The main character, who is a man, can be seen as both the protagonist and antagonist. Montag shot one continuous pulse of liquid fire on him (Bradbury, Page 113), demonstrates the protagonist side of Montag by showing that he was tired of punishing people for reading, so he killed his boss by burning him. Montag wanted to comprehend books even though it was against his job It was a pleasure to burn. It was a special pleasure to see things eaten, things blackened and changed (Bradbury, Page 1) shows the satisfaction Montag receives from going to people’s homes and burning them down for reading books. Although Montag didn’t understand why, he would burn people’s books.
Writing gives us a warning about our future. Especially when the subject is a dystopian world with many correlations to our own. The story focuses on Guy Montag, Faber, Mildred, Clarisse, and Beatty living in a futuristic United States. The rising action occurs when Montag snatches a Bible and looks to Faber, an old English professor, for help in understanding books. The climax happens when Montag kills his boss and escapes into the forest in search of book lovers after a firefighter chase down. Scared for their lives, Montag and his group want to head back to their town. Montag loves his town but is afraid to return. He and his friend choose to go back even after the bombing.
The story takes place in the United States sometime in the future from the time the book was written. Montag, who is feeling alone, somehow still spreads knowledge to an ignorant society. This works well in the novel. Montage has a paramount purpose but he is despised by everyone.
Censoring creates peace and can be interpreted as the main theme of the novel. Colored people don’t like Little Black Sambo. Burn it. White people don’t feel good about Uncle Tom’s Cabin. Burn it. Someone’s written a book on tobacco and cancer of the lungs? The cigarette people are weeping? Burn the book . . . Serenity . . . Peace . . . (Bradbury, Page 57) Establishing the theme of a dystopian society, this text shows that people don’t care about serious issues as long as there is peace. Apart from that, the secondary theme in the novel is letting technology take over your mind and life. Why they [the presidential candidates] were right in that parlor wall . . . One was always picking his nose . . .’ (Bradbury, Page 93) and, ‘I can’t talk to my wife; she listens to the walls’ (Bradbury, Page 78) show that the large television walls placed in everyone’s home have influence over everything. Also to who they vote for in the presidential elections. Voting creates a Democratic based government system.

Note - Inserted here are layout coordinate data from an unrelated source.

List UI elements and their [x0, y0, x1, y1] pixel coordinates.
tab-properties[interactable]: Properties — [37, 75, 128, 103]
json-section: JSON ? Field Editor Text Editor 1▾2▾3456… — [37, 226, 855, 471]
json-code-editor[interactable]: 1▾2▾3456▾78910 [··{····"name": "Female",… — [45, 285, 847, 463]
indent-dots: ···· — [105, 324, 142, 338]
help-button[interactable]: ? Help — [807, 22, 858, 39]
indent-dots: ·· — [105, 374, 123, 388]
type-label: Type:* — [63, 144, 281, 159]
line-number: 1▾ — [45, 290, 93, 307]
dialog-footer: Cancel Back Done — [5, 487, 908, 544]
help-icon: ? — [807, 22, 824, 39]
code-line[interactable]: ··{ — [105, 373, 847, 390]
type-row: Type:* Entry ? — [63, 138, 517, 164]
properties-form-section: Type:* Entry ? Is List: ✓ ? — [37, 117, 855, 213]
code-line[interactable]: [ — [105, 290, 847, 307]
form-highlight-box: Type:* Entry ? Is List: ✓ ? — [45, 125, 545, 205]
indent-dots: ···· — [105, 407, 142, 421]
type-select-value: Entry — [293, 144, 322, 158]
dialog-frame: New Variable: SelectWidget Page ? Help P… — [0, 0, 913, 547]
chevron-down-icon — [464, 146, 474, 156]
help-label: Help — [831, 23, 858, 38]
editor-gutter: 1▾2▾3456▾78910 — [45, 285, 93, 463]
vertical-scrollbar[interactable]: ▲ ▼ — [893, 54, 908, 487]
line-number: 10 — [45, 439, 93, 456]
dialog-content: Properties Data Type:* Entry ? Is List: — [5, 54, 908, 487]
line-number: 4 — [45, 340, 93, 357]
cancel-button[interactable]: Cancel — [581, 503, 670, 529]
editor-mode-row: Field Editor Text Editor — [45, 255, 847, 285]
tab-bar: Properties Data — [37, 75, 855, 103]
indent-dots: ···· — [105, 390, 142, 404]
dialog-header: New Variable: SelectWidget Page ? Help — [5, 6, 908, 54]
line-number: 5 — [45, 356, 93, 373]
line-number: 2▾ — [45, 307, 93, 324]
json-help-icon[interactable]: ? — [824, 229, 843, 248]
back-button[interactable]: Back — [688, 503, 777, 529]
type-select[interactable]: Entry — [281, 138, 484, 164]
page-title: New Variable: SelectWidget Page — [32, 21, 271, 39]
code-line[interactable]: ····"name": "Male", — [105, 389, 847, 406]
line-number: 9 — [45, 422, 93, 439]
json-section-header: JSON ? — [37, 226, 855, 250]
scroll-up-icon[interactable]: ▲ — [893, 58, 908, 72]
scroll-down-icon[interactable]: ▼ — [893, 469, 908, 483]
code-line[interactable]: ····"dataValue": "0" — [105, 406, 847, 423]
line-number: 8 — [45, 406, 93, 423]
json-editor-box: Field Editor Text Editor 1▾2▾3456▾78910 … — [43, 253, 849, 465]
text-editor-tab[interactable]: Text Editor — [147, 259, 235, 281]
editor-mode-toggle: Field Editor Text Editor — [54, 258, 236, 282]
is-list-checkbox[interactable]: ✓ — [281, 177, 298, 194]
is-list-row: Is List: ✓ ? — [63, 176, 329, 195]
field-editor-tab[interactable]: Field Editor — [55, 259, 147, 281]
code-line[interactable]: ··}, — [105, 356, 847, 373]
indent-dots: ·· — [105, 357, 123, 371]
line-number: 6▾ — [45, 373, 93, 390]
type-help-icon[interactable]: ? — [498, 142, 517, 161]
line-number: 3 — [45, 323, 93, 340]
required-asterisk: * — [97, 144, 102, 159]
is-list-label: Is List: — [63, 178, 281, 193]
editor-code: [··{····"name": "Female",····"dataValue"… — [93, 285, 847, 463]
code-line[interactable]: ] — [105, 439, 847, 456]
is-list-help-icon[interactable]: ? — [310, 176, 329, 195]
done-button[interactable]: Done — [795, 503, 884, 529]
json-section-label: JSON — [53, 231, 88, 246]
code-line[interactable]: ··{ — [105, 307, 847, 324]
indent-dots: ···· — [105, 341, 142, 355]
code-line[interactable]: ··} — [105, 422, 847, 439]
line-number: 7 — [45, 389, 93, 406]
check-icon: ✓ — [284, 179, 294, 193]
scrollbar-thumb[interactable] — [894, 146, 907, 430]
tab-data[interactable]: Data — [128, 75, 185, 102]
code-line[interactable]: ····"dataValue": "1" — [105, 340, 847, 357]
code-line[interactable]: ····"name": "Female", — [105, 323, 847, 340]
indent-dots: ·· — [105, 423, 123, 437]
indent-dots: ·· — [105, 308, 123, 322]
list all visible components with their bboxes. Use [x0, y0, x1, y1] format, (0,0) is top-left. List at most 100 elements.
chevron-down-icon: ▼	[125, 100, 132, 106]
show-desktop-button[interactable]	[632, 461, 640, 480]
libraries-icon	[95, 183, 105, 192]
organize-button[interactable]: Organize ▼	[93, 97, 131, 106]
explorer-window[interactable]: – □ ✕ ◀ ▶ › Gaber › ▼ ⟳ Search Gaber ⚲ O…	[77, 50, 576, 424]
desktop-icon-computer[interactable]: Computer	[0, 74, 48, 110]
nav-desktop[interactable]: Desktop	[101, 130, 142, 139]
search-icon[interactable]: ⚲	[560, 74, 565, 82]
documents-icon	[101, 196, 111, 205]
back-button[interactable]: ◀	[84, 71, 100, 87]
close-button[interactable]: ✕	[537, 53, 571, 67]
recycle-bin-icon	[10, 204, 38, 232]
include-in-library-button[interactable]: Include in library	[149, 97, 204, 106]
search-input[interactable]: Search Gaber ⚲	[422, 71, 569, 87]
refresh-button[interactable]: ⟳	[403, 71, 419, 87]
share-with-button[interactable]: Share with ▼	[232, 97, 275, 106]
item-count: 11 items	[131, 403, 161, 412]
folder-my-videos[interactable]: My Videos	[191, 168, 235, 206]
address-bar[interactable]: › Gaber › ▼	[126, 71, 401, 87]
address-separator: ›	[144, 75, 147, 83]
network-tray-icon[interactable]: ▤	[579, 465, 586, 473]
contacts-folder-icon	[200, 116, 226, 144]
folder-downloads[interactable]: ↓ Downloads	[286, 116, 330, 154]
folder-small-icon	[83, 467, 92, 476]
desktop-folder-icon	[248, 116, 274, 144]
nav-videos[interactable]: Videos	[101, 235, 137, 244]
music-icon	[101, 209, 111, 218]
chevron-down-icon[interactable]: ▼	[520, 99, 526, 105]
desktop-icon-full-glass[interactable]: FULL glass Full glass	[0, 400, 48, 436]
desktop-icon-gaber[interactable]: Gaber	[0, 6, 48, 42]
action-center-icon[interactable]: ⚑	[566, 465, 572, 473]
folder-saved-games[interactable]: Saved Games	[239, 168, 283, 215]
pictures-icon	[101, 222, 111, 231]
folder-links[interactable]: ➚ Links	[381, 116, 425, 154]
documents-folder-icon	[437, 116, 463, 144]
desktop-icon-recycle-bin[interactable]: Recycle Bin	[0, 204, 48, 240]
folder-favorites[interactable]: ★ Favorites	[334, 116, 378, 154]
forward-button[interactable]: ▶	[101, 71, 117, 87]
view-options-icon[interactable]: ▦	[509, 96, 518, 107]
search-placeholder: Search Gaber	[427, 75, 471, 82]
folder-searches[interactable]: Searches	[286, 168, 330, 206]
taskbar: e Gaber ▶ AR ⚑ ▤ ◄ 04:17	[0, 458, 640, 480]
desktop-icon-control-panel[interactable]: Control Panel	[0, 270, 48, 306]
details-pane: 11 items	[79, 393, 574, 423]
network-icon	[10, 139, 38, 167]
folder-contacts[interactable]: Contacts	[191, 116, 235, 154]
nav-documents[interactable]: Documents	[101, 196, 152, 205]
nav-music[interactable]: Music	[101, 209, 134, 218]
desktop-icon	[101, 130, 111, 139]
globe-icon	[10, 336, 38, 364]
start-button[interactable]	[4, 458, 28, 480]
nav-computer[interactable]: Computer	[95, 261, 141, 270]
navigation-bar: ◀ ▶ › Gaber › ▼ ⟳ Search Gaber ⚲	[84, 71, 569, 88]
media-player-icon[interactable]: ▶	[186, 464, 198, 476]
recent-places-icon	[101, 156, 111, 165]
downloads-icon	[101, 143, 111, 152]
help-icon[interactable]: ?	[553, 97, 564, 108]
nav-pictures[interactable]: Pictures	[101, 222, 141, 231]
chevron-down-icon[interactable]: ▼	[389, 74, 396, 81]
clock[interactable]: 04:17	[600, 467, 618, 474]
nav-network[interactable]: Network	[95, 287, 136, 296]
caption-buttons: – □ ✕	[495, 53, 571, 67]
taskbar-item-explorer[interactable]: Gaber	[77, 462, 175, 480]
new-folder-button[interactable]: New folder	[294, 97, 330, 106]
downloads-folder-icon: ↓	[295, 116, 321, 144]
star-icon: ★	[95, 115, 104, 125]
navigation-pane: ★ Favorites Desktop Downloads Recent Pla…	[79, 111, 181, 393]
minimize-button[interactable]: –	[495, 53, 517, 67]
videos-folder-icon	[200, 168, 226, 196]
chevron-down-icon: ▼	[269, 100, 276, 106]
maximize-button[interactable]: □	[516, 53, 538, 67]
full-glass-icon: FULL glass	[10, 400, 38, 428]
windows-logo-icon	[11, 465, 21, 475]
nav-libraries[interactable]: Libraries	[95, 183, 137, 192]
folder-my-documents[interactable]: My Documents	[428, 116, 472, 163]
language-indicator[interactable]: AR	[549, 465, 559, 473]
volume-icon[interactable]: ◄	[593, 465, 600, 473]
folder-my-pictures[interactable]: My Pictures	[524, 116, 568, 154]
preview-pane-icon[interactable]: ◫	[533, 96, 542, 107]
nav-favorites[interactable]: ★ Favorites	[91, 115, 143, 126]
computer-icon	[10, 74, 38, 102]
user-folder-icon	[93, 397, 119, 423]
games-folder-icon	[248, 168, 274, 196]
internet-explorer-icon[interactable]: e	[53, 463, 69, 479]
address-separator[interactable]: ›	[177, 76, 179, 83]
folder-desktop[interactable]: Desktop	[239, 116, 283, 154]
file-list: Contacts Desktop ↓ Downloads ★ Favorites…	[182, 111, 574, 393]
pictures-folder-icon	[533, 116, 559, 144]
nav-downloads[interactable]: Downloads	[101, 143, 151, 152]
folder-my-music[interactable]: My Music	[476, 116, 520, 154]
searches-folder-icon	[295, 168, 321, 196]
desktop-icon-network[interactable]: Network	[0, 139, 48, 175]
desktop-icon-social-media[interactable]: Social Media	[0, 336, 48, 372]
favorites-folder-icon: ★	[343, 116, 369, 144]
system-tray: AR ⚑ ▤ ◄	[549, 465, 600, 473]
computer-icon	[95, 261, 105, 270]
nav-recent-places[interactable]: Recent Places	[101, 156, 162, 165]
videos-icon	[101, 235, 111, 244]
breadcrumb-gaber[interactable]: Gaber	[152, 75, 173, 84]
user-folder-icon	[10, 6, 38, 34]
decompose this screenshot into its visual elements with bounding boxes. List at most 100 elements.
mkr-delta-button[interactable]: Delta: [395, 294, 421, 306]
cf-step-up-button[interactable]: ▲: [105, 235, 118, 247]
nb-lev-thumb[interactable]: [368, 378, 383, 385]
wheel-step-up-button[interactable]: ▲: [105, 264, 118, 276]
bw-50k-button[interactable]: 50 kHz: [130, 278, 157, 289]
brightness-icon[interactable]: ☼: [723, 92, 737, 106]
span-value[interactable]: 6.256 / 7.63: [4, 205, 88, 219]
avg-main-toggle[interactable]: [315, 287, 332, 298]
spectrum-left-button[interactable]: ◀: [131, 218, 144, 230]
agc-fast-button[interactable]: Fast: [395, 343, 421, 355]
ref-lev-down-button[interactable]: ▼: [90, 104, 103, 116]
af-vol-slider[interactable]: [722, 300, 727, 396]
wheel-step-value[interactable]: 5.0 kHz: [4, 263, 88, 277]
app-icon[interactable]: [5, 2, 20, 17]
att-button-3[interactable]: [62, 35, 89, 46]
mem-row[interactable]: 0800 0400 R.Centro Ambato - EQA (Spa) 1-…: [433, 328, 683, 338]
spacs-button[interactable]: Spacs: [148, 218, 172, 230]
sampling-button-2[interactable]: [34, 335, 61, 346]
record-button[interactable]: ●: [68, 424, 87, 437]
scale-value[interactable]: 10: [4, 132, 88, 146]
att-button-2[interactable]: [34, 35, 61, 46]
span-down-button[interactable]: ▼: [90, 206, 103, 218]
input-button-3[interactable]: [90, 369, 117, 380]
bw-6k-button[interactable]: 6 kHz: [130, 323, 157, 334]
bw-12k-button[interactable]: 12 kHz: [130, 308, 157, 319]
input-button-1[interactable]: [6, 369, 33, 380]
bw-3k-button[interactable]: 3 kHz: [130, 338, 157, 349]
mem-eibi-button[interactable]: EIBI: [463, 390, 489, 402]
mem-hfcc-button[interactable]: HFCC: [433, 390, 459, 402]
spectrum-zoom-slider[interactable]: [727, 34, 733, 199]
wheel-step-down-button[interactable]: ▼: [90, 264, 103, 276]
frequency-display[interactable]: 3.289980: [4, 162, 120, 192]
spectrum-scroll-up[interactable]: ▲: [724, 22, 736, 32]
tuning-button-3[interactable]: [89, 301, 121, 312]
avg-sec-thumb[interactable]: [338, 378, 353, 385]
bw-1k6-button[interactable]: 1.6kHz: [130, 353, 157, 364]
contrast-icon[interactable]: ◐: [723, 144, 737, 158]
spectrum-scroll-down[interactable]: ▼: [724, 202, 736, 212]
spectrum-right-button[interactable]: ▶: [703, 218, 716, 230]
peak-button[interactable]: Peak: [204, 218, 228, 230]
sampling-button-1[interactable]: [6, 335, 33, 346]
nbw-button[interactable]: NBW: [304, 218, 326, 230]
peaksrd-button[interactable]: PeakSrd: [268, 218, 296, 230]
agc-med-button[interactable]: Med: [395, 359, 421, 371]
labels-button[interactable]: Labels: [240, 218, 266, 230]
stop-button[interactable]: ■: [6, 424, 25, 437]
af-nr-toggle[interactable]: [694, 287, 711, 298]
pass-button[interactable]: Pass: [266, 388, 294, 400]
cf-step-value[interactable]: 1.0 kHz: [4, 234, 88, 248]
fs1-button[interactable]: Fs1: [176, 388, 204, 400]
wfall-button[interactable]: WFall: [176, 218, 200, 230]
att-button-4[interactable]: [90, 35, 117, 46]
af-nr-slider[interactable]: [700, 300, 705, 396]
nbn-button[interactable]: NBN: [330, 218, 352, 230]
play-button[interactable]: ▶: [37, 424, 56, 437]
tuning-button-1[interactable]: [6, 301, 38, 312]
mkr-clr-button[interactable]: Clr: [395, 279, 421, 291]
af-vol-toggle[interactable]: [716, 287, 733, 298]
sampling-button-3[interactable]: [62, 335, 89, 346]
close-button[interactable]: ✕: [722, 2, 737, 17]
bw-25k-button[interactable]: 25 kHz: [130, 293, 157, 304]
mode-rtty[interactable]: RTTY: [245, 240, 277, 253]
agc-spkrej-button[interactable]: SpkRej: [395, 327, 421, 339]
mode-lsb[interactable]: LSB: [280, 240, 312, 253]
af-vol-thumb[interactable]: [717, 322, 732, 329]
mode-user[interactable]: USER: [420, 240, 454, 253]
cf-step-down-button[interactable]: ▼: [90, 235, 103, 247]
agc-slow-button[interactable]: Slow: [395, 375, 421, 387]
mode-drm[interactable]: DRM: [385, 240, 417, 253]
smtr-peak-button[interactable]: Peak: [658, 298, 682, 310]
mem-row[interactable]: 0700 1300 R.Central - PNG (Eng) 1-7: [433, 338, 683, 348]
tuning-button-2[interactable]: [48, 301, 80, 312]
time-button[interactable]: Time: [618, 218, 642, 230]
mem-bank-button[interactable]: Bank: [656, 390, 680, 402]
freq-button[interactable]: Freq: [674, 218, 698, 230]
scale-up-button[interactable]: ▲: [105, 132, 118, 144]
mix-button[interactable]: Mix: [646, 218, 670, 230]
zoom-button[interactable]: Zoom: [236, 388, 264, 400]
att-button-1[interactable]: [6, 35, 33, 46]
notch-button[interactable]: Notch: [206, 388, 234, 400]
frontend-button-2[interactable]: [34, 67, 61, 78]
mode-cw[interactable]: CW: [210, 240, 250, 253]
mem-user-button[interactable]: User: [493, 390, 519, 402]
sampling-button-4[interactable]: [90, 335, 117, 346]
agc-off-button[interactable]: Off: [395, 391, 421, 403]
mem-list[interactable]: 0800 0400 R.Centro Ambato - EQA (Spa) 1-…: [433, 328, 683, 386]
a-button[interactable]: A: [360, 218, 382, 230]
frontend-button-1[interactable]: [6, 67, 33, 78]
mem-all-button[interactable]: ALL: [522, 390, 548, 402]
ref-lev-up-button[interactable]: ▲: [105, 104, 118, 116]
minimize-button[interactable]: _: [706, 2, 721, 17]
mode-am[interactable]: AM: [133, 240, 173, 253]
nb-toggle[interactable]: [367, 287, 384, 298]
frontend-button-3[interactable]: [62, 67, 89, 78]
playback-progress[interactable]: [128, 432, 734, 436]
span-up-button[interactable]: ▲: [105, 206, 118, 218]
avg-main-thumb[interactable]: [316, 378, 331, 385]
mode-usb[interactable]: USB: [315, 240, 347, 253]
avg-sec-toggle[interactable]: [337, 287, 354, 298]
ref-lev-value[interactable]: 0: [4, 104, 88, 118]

The primary conflict in the novel Fahrenheit 451 is that the main character, Montag, feels a clash between what society thinks and his interest in what the minority has to say. Clarisse, a girl who just met Montag on his way home from work, somehow still presents him with many inquiries and happenings in her life that go against what society thinks is acceptable; ‘I rarely watch the ‘parlor walls’ . . . So I’ve got lots of time for crazy thoughts’ (Bradbury, Page 7), ‘Are you happy?’ (Bradbury, Page 7), and ‘Do you ever read any of the books you burn?’ (Bradbury, Page 5) Also, when Montag goes to see Faber, he says, ‘I stole it [a Bible]’ and You’re the only one who I knew might help me.’ (Bradbury, Page 77) The conflict can be defined as remaining in ignorance vs. attaining knowledge. The resolution was Montag and his book-lover group returning to the city to build a new society. The man who burns books still leaves his town to start a new civilization. Montag who starts as the antagonist, but ends up being the protagonist in the novel.
The author who wrote the novel is trying to give us a glimpse into a world in which everyone is superficial, ignorant, and free thought is banned. Something I took out from Fahrenheit 451 is that everyone should always be able form their own unique mindset. Valuing knowledge causes people not to live in a culture that dehumanizes for being different. People have different interests in book; nevertheless, I would recommend this book to anyone. Futuristic in nature, it has the ability to warn us not to follow the same direction as the nation and people of the book. Ray Bradbury presents negative scenarios but tells a profound story in the end.